In my opinion it is better to have good looking useable Mobile Screens (phones and tablets) with automatically scaled desktop emulation rather then having good looking desktop Screens with poor finger userbility on auto-scaled down mobile screens.

Most of my comments below are based on working with a green unigui (early adopter) but over the years unigui is now slowly maturing. 

1) I prefer Forms as in the past there were a few inconsistencies with Frames but there are exceptions of course (HTMLFrame for one).

2) I open Forms with ShowModal (optionally I add CallBack for a very specific purpose -otherwise- the breadcrumb logic is automatically added). 

3) Multiple Forms are no issue as the are only created when called (you can destroy after use), if you have many watch your GDI resources (set in SystemModule).

4) Tab Sheets are created on Tab Change with slide in transition, Forms are faster - obviously there are times when Tabs are needed.

5) I have all of my Table / Query logic on my MainModule, in this way it is accessible by all forms in the session etc.
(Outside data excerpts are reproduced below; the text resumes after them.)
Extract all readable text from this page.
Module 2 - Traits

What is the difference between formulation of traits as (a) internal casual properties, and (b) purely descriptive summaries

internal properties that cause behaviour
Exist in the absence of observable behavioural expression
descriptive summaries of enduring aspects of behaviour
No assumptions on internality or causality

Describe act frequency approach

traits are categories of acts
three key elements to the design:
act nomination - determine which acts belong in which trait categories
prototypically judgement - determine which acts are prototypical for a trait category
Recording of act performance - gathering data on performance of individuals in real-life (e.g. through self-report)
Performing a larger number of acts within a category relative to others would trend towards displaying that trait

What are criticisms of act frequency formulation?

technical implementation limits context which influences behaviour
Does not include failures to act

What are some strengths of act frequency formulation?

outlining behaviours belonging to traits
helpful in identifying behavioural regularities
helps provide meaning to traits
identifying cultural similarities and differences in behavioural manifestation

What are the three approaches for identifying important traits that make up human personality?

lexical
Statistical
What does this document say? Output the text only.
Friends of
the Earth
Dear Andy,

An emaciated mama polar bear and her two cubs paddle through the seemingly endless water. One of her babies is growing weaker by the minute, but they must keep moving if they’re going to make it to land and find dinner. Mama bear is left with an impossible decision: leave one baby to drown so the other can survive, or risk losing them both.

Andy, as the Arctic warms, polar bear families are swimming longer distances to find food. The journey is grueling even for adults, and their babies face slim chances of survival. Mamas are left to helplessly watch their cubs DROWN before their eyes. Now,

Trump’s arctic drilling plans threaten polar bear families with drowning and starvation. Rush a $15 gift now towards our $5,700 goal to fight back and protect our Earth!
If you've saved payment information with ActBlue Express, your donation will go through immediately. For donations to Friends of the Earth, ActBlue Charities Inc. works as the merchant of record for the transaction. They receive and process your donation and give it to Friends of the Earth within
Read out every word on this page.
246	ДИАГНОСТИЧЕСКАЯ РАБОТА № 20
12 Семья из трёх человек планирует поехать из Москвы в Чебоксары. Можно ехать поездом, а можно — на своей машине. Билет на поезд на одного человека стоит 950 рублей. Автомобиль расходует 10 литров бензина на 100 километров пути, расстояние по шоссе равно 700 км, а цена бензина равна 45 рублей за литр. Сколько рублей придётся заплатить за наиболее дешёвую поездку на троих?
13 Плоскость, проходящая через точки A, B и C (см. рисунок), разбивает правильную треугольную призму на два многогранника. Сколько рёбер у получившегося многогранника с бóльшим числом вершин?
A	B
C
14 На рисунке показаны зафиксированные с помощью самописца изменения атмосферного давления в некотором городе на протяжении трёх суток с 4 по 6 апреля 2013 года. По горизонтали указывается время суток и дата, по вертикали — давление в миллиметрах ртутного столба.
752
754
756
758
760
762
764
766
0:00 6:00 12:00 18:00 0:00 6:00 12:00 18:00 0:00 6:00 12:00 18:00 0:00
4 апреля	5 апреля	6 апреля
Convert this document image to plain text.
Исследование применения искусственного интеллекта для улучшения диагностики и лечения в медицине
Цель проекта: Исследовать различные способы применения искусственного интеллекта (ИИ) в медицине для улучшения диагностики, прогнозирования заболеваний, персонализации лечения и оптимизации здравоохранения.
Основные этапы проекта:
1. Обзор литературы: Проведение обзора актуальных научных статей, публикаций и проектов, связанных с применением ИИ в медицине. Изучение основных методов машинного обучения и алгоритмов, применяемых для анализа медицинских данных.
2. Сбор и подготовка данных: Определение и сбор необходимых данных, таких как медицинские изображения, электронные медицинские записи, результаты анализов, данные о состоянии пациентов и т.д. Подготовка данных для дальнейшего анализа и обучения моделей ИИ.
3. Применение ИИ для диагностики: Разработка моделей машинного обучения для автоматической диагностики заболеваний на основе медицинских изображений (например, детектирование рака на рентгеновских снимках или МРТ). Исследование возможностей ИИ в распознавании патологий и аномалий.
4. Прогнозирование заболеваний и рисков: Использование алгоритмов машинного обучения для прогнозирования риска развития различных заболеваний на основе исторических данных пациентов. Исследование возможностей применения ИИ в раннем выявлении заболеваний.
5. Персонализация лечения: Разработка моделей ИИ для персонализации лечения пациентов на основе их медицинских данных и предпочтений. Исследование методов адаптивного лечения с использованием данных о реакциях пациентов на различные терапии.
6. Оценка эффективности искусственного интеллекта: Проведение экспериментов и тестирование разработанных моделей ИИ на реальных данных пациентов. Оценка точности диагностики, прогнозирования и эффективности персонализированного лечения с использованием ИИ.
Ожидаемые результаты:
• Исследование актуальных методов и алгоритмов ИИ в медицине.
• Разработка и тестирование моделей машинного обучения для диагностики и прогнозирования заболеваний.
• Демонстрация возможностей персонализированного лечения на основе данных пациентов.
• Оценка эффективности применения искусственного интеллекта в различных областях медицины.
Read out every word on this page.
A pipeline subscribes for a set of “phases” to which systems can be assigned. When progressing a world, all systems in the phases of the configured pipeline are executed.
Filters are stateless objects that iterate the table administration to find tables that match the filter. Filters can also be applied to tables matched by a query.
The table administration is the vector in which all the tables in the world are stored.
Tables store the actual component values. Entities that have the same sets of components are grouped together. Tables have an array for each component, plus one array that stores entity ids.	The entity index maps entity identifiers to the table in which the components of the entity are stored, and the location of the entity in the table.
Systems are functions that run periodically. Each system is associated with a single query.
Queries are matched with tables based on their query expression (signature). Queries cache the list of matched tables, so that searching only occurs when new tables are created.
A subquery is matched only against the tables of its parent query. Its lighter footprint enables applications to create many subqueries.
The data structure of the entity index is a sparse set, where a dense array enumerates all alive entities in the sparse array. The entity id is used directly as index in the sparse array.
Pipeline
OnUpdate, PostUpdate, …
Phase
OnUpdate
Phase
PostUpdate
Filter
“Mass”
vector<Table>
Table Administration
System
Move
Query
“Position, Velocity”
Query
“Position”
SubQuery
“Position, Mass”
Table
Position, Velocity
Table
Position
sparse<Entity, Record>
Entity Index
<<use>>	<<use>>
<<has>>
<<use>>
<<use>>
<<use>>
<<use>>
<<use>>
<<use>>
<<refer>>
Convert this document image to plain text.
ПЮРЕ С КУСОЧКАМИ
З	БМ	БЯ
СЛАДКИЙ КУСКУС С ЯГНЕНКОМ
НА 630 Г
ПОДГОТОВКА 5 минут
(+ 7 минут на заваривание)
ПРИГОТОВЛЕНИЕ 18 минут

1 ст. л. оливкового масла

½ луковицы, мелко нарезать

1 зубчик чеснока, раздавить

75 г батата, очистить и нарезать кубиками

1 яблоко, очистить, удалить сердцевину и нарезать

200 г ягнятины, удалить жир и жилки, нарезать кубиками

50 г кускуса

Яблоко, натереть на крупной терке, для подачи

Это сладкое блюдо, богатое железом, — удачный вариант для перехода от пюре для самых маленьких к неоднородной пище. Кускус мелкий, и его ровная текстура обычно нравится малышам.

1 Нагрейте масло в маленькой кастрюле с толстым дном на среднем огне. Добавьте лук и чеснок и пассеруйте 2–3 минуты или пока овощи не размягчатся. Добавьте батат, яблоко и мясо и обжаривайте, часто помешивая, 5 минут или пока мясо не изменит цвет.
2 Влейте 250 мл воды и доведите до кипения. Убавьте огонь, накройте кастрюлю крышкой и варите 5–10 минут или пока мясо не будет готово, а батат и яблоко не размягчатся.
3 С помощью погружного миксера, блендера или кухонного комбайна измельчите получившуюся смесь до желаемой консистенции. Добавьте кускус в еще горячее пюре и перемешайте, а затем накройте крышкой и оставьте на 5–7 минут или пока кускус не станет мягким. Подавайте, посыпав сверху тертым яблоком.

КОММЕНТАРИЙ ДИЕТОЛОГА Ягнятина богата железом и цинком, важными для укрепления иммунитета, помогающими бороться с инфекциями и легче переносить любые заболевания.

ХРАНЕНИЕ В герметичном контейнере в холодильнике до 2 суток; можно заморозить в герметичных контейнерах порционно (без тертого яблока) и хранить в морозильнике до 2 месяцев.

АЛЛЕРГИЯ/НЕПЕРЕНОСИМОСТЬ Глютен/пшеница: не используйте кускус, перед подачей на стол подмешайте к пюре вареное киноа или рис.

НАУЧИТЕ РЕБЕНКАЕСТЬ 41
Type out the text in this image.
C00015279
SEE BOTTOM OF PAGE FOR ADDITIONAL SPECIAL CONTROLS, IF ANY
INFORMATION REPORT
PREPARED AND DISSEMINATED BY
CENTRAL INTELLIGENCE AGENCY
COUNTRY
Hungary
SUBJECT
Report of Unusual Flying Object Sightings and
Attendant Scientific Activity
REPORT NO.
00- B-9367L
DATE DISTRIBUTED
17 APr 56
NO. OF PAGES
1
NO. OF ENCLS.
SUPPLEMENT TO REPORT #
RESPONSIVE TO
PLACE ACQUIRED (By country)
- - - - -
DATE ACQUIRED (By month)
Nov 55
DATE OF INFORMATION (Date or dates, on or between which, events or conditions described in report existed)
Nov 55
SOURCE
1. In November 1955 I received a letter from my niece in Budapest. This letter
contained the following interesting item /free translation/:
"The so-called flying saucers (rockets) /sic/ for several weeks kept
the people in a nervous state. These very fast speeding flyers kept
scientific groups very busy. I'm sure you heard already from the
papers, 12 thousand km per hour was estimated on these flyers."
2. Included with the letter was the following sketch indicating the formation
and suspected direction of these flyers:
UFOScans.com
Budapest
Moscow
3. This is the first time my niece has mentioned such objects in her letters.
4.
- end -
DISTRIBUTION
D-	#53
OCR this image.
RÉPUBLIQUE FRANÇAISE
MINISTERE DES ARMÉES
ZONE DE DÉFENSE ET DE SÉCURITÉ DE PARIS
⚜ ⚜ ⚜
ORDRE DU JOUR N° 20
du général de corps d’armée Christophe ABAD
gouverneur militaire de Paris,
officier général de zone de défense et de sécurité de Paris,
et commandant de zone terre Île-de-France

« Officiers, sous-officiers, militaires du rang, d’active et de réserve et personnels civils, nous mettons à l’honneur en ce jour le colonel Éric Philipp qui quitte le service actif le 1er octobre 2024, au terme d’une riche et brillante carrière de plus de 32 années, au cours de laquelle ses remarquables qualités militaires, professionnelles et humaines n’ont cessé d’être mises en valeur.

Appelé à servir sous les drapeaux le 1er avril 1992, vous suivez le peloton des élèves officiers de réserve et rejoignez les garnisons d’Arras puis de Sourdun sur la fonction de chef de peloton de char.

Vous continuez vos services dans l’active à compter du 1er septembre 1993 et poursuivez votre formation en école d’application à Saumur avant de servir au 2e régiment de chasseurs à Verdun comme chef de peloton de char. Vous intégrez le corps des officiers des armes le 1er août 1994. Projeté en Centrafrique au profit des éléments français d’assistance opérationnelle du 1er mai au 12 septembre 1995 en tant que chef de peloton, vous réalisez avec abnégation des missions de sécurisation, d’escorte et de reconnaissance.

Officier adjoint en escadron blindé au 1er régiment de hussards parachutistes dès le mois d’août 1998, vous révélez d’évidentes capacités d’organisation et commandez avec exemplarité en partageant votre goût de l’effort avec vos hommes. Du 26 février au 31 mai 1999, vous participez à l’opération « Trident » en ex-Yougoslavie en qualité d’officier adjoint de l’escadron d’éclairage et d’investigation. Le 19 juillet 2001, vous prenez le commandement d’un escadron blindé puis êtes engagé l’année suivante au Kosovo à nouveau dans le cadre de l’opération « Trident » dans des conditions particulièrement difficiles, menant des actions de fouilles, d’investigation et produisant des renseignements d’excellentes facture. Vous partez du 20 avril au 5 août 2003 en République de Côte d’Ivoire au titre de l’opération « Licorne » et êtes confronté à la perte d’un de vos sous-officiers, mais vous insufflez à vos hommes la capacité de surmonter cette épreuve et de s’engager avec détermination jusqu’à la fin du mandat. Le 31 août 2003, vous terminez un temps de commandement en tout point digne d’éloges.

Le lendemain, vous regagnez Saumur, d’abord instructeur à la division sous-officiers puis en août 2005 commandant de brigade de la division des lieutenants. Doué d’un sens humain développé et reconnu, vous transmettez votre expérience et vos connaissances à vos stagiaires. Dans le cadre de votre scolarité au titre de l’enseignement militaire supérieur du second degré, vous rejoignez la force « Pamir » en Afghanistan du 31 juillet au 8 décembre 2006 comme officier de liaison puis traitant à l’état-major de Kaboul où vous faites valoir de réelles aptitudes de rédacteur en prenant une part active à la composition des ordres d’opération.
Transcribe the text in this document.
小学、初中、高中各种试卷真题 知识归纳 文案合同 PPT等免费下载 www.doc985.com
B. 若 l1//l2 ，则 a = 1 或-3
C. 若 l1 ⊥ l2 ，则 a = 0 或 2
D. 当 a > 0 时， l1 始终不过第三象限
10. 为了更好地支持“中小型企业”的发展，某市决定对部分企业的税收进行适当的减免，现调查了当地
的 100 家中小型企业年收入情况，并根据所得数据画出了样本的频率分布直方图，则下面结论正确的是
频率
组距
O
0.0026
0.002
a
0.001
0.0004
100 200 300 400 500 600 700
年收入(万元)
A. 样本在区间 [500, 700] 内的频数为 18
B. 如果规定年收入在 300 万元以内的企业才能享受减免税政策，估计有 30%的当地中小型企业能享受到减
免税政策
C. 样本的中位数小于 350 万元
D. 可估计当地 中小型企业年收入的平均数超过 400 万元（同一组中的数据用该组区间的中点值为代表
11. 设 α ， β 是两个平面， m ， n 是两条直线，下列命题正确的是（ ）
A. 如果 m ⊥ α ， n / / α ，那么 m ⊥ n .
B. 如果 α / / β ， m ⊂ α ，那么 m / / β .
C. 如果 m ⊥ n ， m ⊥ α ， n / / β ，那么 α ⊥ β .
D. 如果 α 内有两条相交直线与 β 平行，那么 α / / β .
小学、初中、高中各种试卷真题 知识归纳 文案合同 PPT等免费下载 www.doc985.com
The tables / queries are opened / fetched / refreshed when a Form is created or shown (subject to design) that needs access.

6) Looks are subjective.

7) ?

8) Flex

9) All things are possible, some may have excess time and make this for you (check out the examples) but most of us are busy - money always is a good motivator.

Note: There is a massive push on the web to have secure websites so please consider a valid Domain Name with a corresponding Digital Certificate.